Human Role Responsibility Mapping
Human Role Responsibility Mapping connects human roles to delegated authority, accepted outcome ownership, dispute ownership, remediation ownership, and cross-project reuse in AI agent systems.
Human Role Responsibility Mapping makes human authority visible before agents act and after outcomes are reviewed, disputed, remediated, reused, or closed.
Boundary statement
These pages provide author-analytical lifecycle governance mappings. They are not legal advice, legal compliance proof, certification, regulator-approved guidance, procurement recommendation, vendor ranking, or official standards-body guidance.
Lifecycle governance lens
The lifecycle lens asks which human or organizational role owns each responsibility state rather than treating human-in-the-loop as a generic checkpoint.
Key governance questions
- Who owns intent and active constraints?
- Who can delegate authority and approve consequential action?
- Who accepts, rejects, or escalates the outcome?
- Who owns disputes, rollback decisions, and remediation closure?
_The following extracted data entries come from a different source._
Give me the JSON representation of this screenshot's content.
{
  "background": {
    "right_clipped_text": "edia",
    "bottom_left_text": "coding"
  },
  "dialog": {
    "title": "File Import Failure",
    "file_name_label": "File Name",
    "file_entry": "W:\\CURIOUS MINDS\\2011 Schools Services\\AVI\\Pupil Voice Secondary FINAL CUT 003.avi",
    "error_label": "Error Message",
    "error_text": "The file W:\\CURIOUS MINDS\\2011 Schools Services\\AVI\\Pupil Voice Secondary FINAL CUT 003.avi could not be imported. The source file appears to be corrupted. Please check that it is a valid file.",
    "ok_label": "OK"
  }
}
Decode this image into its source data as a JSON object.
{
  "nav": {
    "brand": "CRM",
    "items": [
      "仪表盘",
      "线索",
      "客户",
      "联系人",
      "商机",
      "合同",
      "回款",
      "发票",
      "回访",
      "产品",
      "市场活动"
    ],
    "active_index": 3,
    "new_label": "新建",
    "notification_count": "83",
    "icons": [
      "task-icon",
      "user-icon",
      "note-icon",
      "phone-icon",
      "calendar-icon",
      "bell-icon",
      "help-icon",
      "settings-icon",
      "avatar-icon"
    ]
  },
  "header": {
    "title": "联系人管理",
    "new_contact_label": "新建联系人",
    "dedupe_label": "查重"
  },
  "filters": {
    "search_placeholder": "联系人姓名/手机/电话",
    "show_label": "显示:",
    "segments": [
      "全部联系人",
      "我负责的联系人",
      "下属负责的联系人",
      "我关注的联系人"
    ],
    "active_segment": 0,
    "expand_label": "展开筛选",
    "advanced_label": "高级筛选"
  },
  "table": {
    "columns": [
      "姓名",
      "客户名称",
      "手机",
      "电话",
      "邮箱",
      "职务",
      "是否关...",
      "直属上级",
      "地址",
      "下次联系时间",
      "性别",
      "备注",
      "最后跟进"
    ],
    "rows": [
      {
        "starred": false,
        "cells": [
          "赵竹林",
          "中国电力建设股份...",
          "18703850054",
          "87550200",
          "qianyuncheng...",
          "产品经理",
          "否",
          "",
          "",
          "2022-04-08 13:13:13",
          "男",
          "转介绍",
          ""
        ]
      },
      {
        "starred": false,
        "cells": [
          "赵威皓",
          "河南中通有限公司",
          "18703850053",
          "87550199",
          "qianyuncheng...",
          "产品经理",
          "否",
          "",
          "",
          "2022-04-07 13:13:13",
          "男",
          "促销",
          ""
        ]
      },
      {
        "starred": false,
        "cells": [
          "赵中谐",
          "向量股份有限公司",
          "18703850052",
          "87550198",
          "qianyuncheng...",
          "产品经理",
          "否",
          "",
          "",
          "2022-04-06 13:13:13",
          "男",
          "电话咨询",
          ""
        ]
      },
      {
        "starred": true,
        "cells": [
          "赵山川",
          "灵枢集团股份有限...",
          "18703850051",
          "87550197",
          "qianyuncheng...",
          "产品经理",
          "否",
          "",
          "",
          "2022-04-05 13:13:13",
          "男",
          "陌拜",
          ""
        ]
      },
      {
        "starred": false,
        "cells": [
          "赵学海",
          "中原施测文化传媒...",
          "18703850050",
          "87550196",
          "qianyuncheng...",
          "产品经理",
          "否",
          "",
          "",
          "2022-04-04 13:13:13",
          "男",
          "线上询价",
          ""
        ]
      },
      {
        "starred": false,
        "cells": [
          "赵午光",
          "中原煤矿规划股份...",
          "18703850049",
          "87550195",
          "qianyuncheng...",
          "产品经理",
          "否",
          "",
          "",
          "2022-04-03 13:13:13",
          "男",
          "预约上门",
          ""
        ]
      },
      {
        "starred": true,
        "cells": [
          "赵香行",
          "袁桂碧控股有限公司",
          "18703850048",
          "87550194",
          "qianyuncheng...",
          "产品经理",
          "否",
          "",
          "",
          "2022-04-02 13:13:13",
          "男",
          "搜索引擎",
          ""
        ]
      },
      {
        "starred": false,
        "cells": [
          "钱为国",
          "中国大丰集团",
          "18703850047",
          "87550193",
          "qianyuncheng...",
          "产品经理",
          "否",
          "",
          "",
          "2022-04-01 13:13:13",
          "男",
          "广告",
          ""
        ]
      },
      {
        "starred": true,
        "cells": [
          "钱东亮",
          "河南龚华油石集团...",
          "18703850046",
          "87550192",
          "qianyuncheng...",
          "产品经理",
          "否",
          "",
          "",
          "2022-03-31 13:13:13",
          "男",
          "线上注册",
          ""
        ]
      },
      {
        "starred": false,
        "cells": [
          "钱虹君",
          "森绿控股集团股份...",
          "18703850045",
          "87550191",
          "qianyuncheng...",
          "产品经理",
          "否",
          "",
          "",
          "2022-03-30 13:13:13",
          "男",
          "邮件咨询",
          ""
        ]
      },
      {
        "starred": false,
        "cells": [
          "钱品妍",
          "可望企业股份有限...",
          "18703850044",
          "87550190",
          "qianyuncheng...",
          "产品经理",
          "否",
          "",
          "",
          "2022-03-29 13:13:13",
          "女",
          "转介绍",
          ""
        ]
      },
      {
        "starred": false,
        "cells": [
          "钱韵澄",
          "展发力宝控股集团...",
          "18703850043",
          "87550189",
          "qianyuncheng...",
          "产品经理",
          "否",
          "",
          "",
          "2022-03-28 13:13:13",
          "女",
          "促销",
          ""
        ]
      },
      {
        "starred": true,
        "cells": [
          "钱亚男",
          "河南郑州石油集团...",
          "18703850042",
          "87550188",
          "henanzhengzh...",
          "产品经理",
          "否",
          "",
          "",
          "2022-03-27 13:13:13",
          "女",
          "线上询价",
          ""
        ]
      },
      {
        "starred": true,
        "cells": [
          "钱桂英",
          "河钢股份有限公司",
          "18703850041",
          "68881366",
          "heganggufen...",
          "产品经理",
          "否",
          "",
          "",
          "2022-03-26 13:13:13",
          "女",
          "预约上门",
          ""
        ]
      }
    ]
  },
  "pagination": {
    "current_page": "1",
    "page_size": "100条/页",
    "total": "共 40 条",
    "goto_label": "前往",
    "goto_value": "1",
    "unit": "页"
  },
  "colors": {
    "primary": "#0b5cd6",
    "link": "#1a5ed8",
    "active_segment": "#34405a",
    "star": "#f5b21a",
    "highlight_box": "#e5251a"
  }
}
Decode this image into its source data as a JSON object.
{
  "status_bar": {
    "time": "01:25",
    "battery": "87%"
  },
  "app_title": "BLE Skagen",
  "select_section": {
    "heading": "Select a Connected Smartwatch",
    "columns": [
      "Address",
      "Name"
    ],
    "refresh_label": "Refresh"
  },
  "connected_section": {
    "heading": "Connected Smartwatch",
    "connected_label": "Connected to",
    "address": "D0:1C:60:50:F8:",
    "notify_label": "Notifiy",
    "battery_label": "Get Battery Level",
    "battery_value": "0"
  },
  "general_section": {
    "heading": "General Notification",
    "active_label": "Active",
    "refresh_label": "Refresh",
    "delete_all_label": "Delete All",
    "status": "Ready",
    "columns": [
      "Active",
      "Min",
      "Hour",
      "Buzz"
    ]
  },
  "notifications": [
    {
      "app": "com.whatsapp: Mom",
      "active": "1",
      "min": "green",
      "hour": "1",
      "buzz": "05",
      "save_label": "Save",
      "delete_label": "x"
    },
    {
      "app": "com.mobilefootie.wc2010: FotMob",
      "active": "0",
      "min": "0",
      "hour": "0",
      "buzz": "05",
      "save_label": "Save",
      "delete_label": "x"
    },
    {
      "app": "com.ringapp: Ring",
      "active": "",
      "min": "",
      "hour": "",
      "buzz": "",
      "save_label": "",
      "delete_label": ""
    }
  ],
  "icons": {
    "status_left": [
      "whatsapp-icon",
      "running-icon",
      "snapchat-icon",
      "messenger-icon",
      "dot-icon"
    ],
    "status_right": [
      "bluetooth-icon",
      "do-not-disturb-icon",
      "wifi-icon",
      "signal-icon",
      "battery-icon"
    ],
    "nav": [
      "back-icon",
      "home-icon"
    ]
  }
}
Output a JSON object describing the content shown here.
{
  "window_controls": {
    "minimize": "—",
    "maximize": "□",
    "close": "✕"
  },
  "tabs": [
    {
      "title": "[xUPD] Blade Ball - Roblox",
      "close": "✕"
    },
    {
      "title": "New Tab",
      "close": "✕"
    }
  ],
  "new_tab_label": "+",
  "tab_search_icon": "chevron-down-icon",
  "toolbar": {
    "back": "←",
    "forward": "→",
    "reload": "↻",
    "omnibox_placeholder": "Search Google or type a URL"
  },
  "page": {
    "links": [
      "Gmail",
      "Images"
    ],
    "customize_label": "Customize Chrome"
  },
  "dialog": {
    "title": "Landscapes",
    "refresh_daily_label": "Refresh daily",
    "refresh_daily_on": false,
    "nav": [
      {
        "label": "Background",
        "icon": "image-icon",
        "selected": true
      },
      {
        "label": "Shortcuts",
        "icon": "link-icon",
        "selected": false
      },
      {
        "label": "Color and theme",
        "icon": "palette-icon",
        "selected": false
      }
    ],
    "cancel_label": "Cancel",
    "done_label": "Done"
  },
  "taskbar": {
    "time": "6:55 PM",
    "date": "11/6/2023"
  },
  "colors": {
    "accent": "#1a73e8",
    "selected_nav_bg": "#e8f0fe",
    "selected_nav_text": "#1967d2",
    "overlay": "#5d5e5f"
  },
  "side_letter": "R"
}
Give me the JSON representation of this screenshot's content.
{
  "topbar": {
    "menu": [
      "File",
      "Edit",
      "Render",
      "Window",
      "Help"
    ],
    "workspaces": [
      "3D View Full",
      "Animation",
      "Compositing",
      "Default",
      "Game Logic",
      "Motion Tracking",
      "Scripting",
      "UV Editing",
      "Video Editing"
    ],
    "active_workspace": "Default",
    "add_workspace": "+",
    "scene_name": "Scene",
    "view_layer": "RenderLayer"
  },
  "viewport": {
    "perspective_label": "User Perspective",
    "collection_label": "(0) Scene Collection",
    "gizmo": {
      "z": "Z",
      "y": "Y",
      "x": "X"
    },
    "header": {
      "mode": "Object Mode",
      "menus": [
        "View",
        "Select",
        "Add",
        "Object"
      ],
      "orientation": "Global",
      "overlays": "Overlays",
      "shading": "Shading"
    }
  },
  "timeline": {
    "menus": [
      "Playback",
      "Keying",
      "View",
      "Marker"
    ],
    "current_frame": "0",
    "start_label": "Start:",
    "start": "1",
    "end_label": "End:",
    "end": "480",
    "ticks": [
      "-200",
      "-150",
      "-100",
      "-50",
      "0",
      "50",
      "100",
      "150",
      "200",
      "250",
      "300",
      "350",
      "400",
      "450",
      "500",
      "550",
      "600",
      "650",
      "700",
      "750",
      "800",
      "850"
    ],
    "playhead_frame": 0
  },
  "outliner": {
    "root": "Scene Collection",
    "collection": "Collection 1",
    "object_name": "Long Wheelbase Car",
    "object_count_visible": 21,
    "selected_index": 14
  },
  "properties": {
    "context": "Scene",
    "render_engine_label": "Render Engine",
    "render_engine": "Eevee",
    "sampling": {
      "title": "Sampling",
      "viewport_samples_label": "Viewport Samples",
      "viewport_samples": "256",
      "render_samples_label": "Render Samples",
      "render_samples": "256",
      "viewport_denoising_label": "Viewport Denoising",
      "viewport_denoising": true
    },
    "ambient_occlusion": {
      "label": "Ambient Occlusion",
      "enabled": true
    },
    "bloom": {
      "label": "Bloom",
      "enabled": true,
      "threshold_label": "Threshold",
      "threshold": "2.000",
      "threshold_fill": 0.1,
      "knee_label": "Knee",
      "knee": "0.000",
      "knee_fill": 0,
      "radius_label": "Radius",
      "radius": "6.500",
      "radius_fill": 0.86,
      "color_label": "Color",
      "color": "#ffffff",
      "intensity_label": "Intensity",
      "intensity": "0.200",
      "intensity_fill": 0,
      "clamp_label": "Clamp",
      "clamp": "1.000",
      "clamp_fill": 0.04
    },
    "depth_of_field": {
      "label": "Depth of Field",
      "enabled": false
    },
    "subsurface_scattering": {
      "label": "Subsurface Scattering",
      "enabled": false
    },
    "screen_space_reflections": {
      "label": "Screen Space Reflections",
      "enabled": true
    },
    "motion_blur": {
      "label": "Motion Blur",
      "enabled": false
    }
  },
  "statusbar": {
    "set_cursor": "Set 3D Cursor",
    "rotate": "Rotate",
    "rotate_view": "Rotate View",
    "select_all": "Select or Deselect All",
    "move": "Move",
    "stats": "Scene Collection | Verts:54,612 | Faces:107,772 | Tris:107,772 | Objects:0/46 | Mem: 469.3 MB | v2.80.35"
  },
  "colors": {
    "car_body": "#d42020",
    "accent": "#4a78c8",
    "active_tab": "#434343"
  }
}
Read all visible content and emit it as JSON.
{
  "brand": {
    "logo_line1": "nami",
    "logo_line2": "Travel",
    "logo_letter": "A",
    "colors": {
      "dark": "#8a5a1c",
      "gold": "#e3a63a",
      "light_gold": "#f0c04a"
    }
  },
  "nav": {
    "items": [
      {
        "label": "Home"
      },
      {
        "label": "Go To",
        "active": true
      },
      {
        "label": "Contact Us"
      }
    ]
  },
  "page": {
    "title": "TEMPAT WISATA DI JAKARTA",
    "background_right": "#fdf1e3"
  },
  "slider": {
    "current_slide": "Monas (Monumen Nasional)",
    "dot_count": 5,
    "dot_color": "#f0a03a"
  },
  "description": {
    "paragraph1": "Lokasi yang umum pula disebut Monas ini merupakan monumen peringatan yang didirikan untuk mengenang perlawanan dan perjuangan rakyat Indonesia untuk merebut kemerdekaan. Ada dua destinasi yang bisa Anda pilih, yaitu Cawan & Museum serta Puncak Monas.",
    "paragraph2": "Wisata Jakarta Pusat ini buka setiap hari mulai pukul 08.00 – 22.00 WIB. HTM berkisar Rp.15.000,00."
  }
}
- Who owns cross-project reuse and evidence retention decisions?
Related lifecycle objects
RCCS-M / ALCS relevance
RCCS-M is relevant because human responsibility must be expressible as lifecycle objects. ALCS is relevant because human role ownership must stay coherent across delegation, execution, review, dispute, remediation, and closure.
Enterprise use
Enterprise teams can use this page to separate accountable role ownership from generic HITL, approval, or review language.
Source boundary
This page is an author-analytical responsibility-mapping guide and does not assign legal liability or employment responsibility.
White paper source trace
Human Role Responsibility Mapping is traced through GAIC's role-object MRO and lifecycle governance chapters.
The page maps human roles to MAS responsibility records without saying human-in-the-loop alone proves governance.
Use this mapping to ask which lifecycle object carries authority, evidence, accepted outcome, dispute, remediation, and closure for the governance question at hand.
This source trace is author-analytical. It is not legal advice, certification, legal compliance proof, regulator approval, vendor ranking, procurement guidance, or a claim that MPLP is required.